Longtemps marginalisé, parfois diabolisé, le servis kabaré sort de l’ombre, à l'occasion des célébrations de l'abolition de l'esclavage, grâce à un podcast documentaire. "Lang déléyé si servis kabaré", une série sonore en créole réalisée à La Réunion, propose une plongée intime dans ce culte aux ancêtres afro-malgaches, entre mémoire de l’esclavage, transmission et renouveau spirituel. Disponible à partir du 20 décembre 2025 sur toutes les plateformes d’écoute. (Photo : sly/www.imazpress.com)
"Une fois par an, la famille se réunit. Toute la nuit, le roulèr va gronder. Les ancêtres vont se joindre à la fête jusqu’à l’aube. C'est le servis kabaré".

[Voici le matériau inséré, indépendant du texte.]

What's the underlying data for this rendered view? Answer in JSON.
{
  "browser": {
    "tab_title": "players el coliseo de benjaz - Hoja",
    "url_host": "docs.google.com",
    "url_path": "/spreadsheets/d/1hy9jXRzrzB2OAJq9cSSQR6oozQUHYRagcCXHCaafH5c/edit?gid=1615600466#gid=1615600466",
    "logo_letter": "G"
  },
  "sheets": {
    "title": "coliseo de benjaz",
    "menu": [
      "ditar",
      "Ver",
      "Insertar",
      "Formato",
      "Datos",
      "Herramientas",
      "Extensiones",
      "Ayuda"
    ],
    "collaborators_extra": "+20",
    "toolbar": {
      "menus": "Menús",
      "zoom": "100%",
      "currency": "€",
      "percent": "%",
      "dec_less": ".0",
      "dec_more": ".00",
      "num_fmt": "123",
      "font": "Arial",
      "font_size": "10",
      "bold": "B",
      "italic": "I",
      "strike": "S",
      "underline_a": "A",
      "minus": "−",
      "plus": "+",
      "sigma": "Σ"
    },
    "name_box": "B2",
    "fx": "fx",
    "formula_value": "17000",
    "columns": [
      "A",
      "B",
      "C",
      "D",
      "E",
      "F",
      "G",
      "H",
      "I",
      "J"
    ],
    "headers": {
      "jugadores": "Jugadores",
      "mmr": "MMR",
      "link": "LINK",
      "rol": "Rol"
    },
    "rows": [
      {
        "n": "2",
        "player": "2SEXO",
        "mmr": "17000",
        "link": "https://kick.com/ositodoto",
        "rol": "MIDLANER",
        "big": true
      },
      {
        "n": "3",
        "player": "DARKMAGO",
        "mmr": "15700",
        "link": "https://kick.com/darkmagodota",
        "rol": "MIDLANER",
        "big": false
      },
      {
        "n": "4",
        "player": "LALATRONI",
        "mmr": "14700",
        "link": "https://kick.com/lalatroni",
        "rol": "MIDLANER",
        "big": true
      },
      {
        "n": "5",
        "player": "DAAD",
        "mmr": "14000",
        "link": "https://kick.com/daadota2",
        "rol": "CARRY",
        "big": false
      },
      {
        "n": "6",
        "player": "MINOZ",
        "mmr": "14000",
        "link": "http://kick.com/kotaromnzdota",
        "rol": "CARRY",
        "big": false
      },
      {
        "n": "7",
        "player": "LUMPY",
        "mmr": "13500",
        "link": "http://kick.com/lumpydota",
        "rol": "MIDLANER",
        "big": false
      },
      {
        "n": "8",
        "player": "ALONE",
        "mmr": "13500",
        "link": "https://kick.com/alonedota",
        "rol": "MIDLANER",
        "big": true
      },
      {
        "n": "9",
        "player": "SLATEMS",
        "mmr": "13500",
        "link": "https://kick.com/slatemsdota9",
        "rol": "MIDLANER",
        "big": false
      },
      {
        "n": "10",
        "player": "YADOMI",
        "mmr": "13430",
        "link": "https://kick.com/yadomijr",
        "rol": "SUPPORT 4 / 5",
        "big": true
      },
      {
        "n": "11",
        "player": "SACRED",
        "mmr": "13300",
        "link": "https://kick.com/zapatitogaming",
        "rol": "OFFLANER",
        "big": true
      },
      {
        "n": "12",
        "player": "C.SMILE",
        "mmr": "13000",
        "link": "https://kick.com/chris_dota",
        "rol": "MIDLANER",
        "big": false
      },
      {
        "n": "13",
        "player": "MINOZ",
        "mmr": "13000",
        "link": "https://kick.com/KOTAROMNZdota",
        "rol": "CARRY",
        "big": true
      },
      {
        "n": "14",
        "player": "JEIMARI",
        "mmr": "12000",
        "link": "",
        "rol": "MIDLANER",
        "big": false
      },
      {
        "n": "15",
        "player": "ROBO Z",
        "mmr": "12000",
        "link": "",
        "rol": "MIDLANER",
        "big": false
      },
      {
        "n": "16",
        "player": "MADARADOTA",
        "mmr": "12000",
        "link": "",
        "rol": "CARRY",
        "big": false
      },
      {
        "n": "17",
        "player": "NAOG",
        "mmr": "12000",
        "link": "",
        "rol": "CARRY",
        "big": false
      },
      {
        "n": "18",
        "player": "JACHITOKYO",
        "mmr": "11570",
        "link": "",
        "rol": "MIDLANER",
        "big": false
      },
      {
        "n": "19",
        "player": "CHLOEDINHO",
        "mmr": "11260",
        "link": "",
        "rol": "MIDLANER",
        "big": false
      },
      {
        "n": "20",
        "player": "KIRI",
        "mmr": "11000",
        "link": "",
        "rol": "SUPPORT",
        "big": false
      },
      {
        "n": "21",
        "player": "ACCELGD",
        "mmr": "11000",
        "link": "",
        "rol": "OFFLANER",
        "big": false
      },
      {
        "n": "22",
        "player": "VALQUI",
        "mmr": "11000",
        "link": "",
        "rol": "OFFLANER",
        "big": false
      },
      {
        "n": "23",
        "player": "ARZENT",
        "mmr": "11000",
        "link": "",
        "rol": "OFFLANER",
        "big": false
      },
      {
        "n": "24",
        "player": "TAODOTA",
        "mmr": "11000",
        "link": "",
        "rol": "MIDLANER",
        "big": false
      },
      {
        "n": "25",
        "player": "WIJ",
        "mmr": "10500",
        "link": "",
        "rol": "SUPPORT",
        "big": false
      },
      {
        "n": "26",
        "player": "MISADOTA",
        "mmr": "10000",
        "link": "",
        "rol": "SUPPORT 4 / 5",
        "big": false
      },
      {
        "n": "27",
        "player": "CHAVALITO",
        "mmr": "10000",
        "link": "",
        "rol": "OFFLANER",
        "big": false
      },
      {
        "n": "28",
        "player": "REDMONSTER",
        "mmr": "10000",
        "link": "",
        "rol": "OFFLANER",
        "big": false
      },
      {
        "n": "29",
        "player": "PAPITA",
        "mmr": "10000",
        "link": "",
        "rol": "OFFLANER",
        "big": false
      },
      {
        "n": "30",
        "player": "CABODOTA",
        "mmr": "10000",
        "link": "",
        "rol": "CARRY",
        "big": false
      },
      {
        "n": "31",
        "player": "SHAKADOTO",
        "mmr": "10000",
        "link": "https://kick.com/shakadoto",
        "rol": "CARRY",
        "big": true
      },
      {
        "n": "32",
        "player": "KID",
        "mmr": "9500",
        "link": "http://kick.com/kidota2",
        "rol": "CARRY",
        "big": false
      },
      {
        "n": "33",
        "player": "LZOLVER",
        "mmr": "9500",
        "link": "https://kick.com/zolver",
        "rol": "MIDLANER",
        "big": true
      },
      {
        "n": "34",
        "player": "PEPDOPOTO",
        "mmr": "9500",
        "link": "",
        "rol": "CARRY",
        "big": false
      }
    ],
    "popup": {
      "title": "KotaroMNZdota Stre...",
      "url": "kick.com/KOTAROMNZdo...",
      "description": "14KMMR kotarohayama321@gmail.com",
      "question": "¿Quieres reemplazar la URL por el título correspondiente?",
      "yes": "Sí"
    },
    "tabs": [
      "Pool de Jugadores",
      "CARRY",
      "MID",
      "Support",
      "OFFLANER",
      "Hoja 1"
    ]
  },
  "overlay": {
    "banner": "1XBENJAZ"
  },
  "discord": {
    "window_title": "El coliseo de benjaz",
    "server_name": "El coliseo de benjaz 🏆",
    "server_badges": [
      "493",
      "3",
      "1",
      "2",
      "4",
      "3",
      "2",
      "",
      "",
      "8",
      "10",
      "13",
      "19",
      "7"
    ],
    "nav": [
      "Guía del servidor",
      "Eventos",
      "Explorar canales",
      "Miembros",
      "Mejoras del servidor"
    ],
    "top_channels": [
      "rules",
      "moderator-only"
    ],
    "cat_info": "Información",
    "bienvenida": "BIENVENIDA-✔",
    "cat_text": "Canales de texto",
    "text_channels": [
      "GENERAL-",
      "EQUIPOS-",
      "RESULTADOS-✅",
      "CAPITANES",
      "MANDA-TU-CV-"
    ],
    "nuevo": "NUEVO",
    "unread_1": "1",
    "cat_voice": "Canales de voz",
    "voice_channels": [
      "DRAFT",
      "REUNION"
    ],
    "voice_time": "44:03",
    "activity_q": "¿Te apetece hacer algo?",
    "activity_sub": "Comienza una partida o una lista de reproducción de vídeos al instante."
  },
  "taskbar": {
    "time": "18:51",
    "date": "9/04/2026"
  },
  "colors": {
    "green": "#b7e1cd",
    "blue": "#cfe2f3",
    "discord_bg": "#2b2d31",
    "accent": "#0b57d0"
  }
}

La promesse de "Lang déléyé si servis kabaré", c'est d'installer une atmosphère. Celle d’un rituel ancien, profondément enraciné dans l’histoire réunionnaise, hérité des esclaves afro-malgaches et transmis, parfois dans le silence, de génération en génération.
À travers cinq épisodes d’environ 25 minutes, la série explore le servis kabaré comme pratique religieuse, mais aussi comme espace de lien et de mémoire.
Une démarche portée par deux co-autrices : l’anthropologue Béatrice Vélin-Cassim et la journaliste Juliette Pierron-Rauwel. Écoutez.
- "Lang déléyé si servis kabaré", un projet né d'une rencontre -
"J’ai grandi ici, je connaissais les différentes religions, mais le servis kabaré, je ne connaissais pas", confie Juliette Pierron-Rauwel. C’est en découvrant une interview de Béatrice Vélin-Cassim qu’elle prend conscience de ce vide et décide de s’y intéresser. "Je me suis dit que c’était fou de ne pas connaître cette pratique alors qu’elle fait partie de notre histoire". Écoutez.
De cette rencontre, naît l’idée d’un podcast, plutôt qu’un documentaire filmé. "C’est une histoire d’intimité, parfois de tabou. La parole était plus facilement libérée. Le son permet une proximité différente, plus respectueuse", expliquent-elles.
- Des voix, des chants, des émotions -
Ici, pas de studio feutré. Le podcast est entièrement enregistré en immersion : dans les cours, les maisons, les cérémonies, au coeur même du servis kabaré. Regardez.
"On a été accueillies chez les gens, dans leur intimité. C'était des moments très forts, chargés d'émotions", raconte Béatrice Vélin-Cassim. "On dédie ce projet à toutes les personnes qui nous ont fait confiance et qui ont participé. Nous l'offrons à la société réunionnaise dans laquelle ça va permettre des discussions autour du servis kabaré".
Dans ce podcast, la parole est majoritairement en créole. On y entend des pratiquants, des non-pratiquants, des historiens comme Prosper Ève, des figures du maloya, des descendants de grands kabaré, mais aussi une nouvelle génération qui s’empare à son tour de ce rite.
Poésie, chants inédits, témoignages parfois au bord des larmes : "Lang déléyé si servis kabaré" donne à entendre ce qui, jusque-là, se murmurait.
- Un podcast pour transmettre et questionner -
Au-delà du rite, le podcast interroge la place du servis kabaré dans l’identité réunionnaise contemporaine. "Il n’y a pas si longtemps, cette pratique faisait peur, elle était mal vue", rappelle Béatrice Vélin-Cassim. En filigrane, se dessine une réflexion plus large sur l’héritage de l’esclavage, la place des descendants afro-malgaches, et la manière de guérir une histoire traumatique. Écoutez.
Le dernier épisode ouvre la discussion sur l’avenir : comment transmettre ? Comment dialoguer entre générations ? Comment faire vivre cette pratique sans la figer ?
Soutenu par le Département de La Réunion, la ville de Saint-Denis et la Fondation pour la mémoire de l’esclavage, le projet se veut vivant. "On n’a pas envie que le podcast sorte et puis basta. On aimerait qu’il serve d’outil pédagogique, de support de discussion, de médiation culturelle", insiste Juliette Pierron-Rauwel.
Le 20 décembre, jour de sa sortie officielle sur les plateformes d'écoutes (Spotify, Deezer et Apple Podcasts), Lang déléyé si servis kabaré sera également proposé en écoute libre au musée de Villèle, dans l’ancien hôpital des esclaves, à l'occasion des festivités du 20 Désanm. Une invitation à écouter ensemble, à échanger, et à "déli la lang".